4. Long ternaries are wrapped in parentheses with condition and branches on separate lines:

ip_address = (
  var.address == null
  ? null
  : lookup(local.ctx.addresses, var.address, var.address)
)

Tests

Add a context test alongside existing module tests:

  • tests/modules/<module_name>/tftest.yaml — declare the module path and list context: under tests:
  • tests/modules/<module_name>/context.tfvars — provide all required module variables using symbolic references; include a context block with maps that resolve them
  • tests/modules/<module_name>/context.yaml — assert resolved (concrete) values in the plan output

README example

Modify one existing README example (do not add a new one) to demonstrate context usage. The resolved values should match the existing inventory YAML so no inventory changes are needed.

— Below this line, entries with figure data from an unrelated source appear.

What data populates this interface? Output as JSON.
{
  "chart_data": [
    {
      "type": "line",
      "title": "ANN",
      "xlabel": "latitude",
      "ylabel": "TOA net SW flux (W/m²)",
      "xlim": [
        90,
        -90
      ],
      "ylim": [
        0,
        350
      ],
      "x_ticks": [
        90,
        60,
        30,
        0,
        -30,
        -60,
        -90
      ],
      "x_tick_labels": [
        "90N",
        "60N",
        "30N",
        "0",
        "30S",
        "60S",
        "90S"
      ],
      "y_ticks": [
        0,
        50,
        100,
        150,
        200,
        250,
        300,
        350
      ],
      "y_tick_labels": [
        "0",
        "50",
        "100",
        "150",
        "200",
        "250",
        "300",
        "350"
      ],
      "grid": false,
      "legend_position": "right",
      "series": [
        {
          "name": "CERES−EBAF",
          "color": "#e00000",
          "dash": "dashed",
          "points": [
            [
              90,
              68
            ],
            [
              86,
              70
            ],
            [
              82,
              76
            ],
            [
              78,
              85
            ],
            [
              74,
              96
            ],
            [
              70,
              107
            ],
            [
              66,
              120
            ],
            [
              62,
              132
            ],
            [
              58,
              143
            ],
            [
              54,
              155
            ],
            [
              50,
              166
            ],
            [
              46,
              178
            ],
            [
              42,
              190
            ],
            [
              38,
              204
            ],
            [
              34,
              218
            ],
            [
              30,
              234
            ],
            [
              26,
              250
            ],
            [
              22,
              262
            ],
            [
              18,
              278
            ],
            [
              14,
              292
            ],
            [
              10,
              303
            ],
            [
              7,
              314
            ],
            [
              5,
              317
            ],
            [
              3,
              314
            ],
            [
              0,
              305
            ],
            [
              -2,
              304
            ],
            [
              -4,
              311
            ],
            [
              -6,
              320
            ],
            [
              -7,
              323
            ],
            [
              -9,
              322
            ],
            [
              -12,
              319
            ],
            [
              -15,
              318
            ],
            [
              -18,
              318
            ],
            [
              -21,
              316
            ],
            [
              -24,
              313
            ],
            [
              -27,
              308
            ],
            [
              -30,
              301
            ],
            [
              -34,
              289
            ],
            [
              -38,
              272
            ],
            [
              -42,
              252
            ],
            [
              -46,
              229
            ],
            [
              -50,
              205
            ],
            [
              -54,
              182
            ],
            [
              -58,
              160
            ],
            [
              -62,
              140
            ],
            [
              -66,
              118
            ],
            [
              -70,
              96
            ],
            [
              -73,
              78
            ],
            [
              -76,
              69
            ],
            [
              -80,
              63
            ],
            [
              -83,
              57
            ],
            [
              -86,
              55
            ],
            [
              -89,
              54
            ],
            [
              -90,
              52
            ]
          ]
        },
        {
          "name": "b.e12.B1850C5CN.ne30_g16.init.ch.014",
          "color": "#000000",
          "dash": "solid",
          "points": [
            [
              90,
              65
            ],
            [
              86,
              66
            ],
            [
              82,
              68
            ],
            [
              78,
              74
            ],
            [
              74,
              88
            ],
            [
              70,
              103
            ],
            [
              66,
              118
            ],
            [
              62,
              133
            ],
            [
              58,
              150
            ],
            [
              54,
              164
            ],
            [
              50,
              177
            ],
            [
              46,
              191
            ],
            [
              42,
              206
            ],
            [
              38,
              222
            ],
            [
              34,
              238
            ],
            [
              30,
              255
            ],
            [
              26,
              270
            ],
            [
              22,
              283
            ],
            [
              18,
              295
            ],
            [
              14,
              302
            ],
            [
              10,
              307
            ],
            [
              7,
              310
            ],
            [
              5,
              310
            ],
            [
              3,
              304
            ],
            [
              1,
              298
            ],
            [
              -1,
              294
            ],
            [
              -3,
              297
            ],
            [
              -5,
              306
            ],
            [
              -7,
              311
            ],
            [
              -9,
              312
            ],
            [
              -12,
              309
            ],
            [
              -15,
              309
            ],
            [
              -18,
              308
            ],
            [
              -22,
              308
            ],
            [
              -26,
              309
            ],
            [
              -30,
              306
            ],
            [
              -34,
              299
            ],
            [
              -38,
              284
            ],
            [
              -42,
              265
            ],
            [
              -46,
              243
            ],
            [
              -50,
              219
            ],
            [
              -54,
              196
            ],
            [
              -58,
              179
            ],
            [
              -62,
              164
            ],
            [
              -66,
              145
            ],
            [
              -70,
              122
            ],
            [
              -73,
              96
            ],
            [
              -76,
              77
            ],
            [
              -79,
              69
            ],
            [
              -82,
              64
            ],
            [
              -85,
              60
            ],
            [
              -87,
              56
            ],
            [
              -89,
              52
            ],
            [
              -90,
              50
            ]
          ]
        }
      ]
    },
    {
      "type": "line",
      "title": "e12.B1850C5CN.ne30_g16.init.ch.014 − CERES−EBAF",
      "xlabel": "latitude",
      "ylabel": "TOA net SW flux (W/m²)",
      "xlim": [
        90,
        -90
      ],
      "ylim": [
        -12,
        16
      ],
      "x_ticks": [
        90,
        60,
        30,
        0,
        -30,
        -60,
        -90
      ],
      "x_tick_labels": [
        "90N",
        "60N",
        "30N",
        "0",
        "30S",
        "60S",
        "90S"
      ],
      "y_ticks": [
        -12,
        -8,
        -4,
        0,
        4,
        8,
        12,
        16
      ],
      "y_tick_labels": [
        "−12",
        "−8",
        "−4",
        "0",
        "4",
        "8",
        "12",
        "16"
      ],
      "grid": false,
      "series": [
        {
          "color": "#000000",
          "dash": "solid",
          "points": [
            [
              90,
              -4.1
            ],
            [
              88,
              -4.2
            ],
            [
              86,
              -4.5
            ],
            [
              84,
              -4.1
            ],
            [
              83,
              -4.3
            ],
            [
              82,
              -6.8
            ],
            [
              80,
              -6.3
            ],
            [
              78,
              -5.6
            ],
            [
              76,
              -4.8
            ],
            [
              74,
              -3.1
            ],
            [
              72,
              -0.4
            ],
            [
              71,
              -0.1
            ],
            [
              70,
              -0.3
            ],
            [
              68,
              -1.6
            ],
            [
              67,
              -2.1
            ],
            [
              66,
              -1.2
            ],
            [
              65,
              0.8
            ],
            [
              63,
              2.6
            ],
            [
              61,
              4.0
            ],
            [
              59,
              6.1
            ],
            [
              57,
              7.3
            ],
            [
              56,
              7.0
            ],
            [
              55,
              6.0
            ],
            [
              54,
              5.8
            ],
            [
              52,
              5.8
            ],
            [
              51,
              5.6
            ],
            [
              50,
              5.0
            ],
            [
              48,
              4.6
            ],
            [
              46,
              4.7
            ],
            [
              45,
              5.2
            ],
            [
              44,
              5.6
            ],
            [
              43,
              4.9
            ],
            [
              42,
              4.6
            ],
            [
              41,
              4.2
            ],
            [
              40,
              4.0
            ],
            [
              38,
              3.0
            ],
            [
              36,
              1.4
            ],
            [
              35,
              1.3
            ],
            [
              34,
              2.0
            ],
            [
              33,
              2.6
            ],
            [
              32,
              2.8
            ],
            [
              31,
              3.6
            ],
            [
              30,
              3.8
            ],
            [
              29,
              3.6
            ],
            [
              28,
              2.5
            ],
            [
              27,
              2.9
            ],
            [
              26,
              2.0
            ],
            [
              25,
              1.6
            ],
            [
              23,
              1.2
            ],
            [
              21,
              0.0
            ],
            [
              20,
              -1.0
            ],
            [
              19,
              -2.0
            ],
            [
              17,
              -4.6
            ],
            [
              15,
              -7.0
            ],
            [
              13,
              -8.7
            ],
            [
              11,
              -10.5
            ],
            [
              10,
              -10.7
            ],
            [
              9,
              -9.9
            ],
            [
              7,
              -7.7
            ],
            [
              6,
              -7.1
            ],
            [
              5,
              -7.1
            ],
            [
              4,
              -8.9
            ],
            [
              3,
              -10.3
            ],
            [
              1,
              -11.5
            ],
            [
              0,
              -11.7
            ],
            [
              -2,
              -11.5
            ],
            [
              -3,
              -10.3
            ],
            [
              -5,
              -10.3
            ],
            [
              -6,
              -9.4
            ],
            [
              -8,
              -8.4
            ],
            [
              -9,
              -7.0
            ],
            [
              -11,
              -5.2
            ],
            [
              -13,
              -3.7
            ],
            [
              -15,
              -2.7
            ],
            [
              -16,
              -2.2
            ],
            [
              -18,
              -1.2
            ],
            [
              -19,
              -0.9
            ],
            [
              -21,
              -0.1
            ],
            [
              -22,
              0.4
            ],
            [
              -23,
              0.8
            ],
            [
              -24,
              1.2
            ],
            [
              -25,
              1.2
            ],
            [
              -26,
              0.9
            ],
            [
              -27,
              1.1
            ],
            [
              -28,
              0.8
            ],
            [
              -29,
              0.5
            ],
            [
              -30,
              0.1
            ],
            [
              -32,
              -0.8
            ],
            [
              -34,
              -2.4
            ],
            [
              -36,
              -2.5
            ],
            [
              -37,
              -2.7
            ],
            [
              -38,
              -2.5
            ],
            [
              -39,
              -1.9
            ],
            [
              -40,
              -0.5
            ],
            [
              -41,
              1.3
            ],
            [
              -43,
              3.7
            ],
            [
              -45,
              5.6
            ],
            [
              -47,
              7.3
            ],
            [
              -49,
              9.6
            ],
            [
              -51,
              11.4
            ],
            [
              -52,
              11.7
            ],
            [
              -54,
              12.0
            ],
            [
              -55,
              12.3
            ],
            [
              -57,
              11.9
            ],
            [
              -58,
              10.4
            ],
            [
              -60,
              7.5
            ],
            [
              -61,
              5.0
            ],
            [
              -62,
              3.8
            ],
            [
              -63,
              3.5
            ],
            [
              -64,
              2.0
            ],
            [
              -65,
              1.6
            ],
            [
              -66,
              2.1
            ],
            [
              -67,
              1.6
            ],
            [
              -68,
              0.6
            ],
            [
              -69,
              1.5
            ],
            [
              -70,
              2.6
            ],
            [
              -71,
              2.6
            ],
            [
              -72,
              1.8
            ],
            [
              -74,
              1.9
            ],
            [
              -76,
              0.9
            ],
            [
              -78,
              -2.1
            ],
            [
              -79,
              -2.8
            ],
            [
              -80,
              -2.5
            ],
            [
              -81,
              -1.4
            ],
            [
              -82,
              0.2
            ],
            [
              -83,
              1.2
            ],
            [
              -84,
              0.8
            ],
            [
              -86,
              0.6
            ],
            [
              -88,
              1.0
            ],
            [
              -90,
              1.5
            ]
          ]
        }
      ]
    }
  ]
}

Architecture & Conventions

  • Variables & Interfaces:
    • Prefer object variables (e.g., iam = { ... }) over many individual scalar variables.
    • Design compact variable spaces by leveraging Terraform's optional() function with defaults extensively.
    • Use maps instead of lists for multiple items to ensure stable keys in state and avoid for_each dynamic value issues.
  • Naming: Never use random strings for resource naming. Rely on an optional prefix variable implemented consistently across modules.
  • IAM: Implemented within resources (authoritative _binding or additive _member) via standard interfaces.
  • Outputs: Explicitly depend on internal resources to ensure proper ordering (depends_on).
  • File Structure:
    • Move away from main.tf, variables.tf, outputs.tf.
    • Use descriptive filenames: iam.tf, gcs.tf, mounts.tf.
  • Style & Formatting:
    • Line Length: Enforce a 79-character line length limit for legibility (relaxed for long resource attributes and descriptions).
    • Ternary Operators & Functions: Wrap complex ternary operators in parentheses and break lines to align ? and :. Split function calls with many arguments across multiple lines.
    • Locals Separation: Use module-level locals for values referenced directly by resources/outputs. Use block-level "private" locals prefixed with an underscore (_) for intermediate transformations.
    • Complex Transformations: Move complex data transformations in for or for_each loops to locals to keep resource blocks clean.

Preferred Workflow

  • Always break down complex requests into small, iterative tasks.
  • For each task, propose the necessary edits and explicitly wait for user confirmation or discussion before proceeding.
  • Always use the replace tool to both perform and cleanly display the proposed text modifications. Do not silently overwrite files or use shell commands for text edits.